From: Lynn D. Montgomery, MD (anonymous@obgyn.net)
Thu, 10 Aug 2000 09:50:24 -0500 (CDT)


At Thu, 10 Aug 2000, Amanda wrote: >
>Hi all,
>
>I just had a baby via unscheduled c-section at 37w5d on Aug 4. He is
>doing much better now, but at the beginning, we didn't know if he would
>make it. He was diagnosed with Persistent Pulmonary Hypertension, and
>put on the ECMO heart/lung bypass machine for 3 days. He also received
>2 exchange transfusions. His indirect billirubin levels are low enough
>that they don't have him on the lights, but his direct billi levels are
>still a bit high and they have him on Phenobarbitol (not sure if that's
>the correct spelling) to help his liver process the billirubin.
>
>I was diagnosed Rh sensitized to both C & D antibodies during pregnancy.
>My OB and I were a little surprised to find out he is having such
>problems with the anemia, since his last amnio showed the Delta OD
>levels to be in Zone 1 on June 30th. Ultrasound showed no effects of
>anemia.
>
>Can the PPHN be linked to the Rh problem, or is it more likely a
>seperate issue altogether.

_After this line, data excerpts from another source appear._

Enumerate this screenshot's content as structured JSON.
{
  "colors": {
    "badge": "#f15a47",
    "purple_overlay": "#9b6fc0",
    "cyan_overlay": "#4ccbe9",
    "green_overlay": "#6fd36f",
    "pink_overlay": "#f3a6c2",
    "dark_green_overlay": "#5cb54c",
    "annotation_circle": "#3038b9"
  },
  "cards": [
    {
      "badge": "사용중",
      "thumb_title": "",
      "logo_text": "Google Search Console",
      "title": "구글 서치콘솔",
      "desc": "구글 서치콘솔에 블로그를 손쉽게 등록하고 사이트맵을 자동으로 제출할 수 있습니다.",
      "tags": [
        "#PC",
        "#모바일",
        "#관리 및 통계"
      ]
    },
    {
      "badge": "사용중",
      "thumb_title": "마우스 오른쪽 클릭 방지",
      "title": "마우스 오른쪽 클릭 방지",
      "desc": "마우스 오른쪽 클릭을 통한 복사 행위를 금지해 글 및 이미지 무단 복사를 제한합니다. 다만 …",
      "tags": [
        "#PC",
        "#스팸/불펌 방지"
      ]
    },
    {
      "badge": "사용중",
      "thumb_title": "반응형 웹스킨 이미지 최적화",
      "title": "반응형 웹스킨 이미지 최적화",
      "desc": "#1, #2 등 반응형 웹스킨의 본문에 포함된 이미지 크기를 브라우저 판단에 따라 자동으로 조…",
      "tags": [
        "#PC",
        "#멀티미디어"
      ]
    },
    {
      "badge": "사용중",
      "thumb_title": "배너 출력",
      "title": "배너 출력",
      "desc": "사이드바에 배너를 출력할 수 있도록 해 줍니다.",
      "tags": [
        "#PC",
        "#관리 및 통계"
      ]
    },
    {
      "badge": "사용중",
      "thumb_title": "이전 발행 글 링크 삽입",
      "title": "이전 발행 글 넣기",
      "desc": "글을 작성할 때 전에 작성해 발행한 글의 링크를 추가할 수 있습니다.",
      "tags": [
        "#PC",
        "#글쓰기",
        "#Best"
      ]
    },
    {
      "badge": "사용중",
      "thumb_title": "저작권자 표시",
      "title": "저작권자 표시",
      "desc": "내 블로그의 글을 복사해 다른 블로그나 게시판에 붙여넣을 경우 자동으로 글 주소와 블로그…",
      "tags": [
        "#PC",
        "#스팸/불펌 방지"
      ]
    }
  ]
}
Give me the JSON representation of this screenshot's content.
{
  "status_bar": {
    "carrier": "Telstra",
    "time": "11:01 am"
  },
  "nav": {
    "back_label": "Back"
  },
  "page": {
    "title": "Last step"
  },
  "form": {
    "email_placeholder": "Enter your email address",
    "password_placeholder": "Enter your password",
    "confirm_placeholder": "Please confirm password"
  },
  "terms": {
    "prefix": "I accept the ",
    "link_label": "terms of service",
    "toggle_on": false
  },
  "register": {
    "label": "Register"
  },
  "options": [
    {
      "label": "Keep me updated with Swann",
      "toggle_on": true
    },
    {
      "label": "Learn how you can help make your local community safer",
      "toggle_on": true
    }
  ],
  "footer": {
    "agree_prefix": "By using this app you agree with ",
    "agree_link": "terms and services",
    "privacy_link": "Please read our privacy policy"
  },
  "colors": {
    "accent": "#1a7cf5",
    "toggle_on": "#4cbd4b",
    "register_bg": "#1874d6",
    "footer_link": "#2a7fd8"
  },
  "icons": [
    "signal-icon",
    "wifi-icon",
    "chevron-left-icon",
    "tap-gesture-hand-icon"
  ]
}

My husband read that instances where there
>is a low oxygen level in the blood already (as was the case with my
>son), then the arteries in the lungs won't open up after childbirth.
>
>Thanks for your help!
>
>--
>Amanda
>

Amanda, Your observation is certainly astute, unfortunately there is little known about the cause of PPHN. There could be a relationship with the degree of fetal anemia in your baby, however PPHN is not a universally observed complication of anemic babies seem following Rh sensitization. The question that comes to mind when reading your history is why did you have your last amnio in June and not deliver until August? What about the fetal surveillance relative to the antibodies in July? That's quite a while to wait before either doing another amnio or delivering... Lynn

--
Lynn D. Montgomery, MD
Director, Maternal-Fetal Medicine
Rocky Mountain Perinatal Center
Missoula, Montana

**Note: Opinions expressed here are for educational purposes only and, as such, do not constitute a physician-patient relationship. This information is not intended to supplant the need for you to consult with your physician prior to choosing therapeutic options and/or interventions.

**Private e-mails cannot be entertained due to time constraints, consequently no private e-mails will receive a response.